— У тебя есть какие-нибудь воспоминания о том времени, когда ты была маленькой?
Раз.
Два.
Три.
Четыре.
Четыре.
Четыре.
— Нет, — отвечаю я, сохраняя невозмутимое выражение лица и строгую осанку.
Бишоп смотрит в мои глаза, его темно-зеленые глаза смеют выдать мои секреты.
— Нет.
Он наклоняется, склоняя голову и сужая глаза.
— Ты лжешь мне, Китти?
Лгу.
— Нет.
Он делает паузу, оставляя такт тишины между нами, прежде чем отступить назад.
— Хорошо. — Бишоп отходит и поворачивается, чтобы выйти за дверь. — Если ты солгала мне, я накажу тебя. — Затем парень уходит, как чертов торнадо, унося с собой целую кучу нетронутых старых эмоций. Эмоций, с которыми я упорно борюсь много лет подряд, чтобы похоронить. Вопрос из двенадцати слов вернул десять тысяч чувств, которые я так старательно пыталась забыть.
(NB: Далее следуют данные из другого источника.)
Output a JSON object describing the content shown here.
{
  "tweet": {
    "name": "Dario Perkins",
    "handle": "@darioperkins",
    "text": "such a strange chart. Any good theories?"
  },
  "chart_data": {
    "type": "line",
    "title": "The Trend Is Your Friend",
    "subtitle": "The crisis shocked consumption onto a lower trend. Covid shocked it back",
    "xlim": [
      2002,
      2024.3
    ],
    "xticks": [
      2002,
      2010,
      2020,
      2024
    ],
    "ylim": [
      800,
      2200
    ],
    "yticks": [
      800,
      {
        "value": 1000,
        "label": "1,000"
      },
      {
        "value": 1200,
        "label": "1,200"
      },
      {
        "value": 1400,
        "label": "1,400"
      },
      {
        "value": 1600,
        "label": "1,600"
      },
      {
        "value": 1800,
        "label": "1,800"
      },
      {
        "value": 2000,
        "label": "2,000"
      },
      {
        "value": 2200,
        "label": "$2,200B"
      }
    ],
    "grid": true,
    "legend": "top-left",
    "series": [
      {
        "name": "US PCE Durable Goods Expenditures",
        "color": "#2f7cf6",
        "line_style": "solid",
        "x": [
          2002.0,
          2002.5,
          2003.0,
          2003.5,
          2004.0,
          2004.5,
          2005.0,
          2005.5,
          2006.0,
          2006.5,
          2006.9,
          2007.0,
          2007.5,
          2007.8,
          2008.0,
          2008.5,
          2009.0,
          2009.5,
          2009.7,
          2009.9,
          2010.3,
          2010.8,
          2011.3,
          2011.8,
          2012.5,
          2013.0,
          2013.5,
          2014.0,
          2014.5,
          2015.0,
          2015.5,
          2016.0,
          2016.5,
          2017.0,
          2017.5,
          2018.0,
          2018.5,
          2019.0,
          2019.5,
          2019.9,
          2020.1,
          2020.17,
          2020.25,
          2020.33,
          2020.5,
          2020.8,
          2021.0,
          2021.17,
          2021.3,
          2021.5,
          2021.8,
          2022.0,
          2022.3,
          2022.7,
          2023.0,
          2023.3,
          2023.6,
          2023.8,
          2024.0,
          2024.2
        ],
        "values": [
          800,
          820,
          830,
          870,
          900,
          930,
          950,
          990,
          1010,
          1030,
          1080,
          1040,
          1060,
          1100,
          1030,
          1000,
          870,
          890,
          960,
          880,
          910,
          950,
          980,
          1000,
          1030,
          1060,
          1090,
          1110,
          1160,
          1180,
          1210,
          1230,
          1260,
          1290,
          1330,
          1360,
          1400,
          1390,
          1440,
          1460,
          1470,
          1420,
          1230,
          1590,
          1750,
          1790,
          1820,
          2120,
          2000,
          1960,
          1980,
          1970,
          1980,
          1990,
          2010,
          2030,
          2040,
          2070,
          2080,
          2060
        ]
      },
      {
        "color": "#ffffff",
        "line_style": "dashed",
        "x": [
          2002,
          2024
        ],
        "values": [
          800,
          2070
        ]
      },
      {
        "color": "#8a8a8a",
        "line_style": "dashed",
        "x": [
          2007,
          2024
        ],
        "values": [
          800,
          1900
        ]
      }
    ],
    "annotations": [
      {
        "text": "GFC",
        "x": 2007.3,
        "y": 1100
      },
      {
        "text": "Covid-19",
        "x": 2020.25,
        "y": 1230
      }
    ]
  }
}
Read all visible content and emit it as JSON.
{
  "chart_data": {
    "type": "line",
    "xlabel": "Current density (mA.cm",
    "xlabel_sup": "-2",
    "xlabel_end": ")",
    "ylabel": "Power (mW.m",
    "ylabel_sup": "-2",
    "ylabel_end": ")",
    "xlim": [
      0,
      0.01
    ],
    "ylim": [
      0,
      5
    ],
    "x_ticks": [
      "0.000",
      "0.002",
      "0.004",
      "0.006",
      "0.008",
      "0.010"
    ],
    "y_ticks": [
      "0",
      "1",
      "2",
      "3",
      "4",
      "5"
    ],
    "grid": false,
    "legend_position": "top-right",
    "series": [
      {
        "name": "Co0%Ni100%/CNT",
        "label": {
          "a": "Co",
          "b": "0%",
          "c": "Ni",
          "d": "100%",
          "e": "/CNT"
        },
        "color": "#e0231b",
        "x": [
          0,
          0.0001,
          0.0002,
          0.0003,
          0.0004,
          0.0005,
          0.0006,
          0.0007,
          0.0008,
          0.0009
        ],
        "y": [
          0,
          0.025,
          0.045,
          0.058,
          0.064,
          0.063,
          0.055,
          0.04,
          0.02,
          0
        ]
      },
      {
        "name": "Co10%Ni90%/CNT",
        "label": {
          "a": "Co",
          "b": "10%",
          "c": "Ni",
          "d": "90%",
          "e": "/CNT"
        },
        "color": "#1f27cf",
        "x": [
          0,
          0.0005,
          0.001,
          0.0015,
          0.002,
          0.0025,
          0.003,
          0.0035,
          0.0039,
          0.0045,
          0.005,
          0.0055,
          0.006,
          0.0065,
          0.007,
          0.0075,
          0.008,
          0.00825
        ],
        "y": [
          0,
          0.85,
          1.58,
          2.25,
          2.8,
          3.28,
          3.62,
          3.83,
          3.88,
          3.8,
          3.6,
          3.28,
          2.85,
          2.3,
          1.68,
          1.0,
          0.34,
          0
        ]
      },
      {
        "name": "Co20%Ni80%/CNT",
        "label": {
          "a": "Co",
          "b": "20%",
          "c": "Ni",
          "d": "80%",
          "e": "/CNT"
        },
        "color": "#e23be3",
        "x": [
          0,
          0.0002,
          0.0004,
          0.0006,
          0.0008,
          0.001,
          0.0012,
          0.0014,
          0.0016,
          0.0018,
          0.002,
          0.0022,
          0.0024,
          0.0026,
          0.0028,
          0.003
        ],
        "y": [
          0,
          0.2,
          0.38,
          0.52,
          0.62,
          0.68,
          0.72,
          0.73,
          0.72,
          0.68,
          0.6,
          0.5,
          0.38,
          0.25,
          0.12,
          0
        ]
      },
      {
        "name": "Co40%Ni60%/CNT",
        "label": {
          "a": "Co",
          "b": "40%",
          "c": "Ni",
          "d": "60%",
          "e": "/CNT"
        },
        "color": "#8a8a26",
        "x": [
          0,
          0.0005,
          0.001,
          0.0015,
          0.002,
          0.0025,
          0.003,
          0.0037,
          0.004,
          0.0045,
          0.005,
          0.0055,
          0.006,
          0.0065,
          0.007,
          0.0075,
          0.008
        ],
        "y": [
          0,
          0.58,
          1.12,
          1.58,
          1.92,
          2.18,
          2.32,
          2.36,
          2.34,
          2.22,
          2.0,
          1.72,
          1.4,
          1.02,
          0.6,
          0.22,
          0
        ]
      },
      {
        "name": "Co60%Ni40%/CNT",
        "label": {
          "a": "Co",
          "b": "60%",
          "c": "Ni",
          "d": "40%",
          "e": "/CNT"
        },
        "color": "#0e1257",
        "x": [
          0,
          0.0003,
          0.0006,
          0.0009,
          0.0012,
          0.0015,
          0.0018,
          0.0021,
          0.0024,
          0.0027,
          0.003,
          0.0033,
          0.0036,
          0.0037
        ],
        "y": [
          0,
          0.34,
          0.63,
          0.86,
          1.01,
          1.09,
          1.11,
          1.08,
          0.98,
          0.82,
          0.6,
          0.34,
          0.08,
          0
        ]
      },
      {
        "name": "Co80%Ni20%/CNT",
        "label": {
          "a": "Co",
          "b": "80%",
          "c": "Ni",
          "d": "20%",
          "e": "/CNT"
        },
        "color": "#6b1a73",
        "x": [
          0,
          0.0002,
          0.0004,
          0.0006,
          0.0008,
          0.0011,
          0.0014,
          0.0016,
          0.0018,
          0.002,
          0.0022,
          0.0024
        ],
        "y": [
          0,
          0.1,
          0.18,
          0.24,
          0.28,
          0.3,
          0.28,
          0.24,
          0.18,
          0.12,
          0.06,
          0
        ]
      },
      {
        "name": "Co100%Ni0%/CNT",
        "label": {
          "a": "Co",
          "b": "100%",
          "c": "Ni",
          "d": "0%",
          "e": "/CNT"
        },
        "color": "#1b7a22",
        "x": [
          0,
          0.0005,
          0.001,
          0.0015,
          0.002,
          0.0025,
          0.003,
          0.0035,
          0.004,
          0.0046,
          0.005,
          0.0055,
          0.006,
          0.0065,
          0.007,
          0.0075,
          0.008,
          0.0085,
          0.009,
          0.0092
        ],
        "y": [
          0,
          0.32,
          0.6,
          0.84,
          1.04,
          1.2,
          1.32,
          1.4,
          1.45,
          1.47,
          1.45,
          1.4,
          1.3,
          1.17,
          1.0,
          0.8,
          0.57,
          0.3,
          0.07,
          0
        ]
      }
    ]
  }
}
Закрыв глаза, я медленно вдыхаю и выдыхаю.
Вдох.
Выдох.
Вдох.
Выдо…
— К черту. — Подхожу к шкафу с алкоголем и достаю бутылку Джонни Уокера. Откручиваю пробку, подношу кончик ко рту и глотаю. Крепкий виски ударяет по задней стенке моего горла, а затем опускается вниз, скрывая все чувства, затронутые Бишопом. Я смотрю на скамейку, и тут мне в голову приходит идея. Знаю, что Елена и папа уехали на неделю. Усмехаюсь, доставая телефон. Я еще не устраивала вечеринку, а поскольку Нейт устроил множество, думаю, пришло время мне поиграть в догонялки. Разблокировав телефон, я быстро смотрю на время: 7:45 вечера. Идеально. Я набираю номер Татум, и она берет трубку на втором гудке.
— Дааа?
— Тейт?
— Да, сучка. Как дела?
— Вечеринка у меня дома.
Это привлекает ее внимание.
— О? Когда?
— Ты приходи прямо сейчас. Остальные могут прийти в любое время после 10 вечера. Распространи информацию.
— Ты знаешь, я так и сделаю, — отвечает подруга.
Я так и представляю ее отсюда, ерзающую в кресле от возбуждения. Делаю глоток виски и ухмыляюсь.
— Скоро увидимся. — Положив трубку, я перебираю телефон между пальцами и слушаю, как на заднем плане громко тикают часы. Мое дыхание становится прерывистым, поэтому делаю глубокий вдох и закрываю глаза.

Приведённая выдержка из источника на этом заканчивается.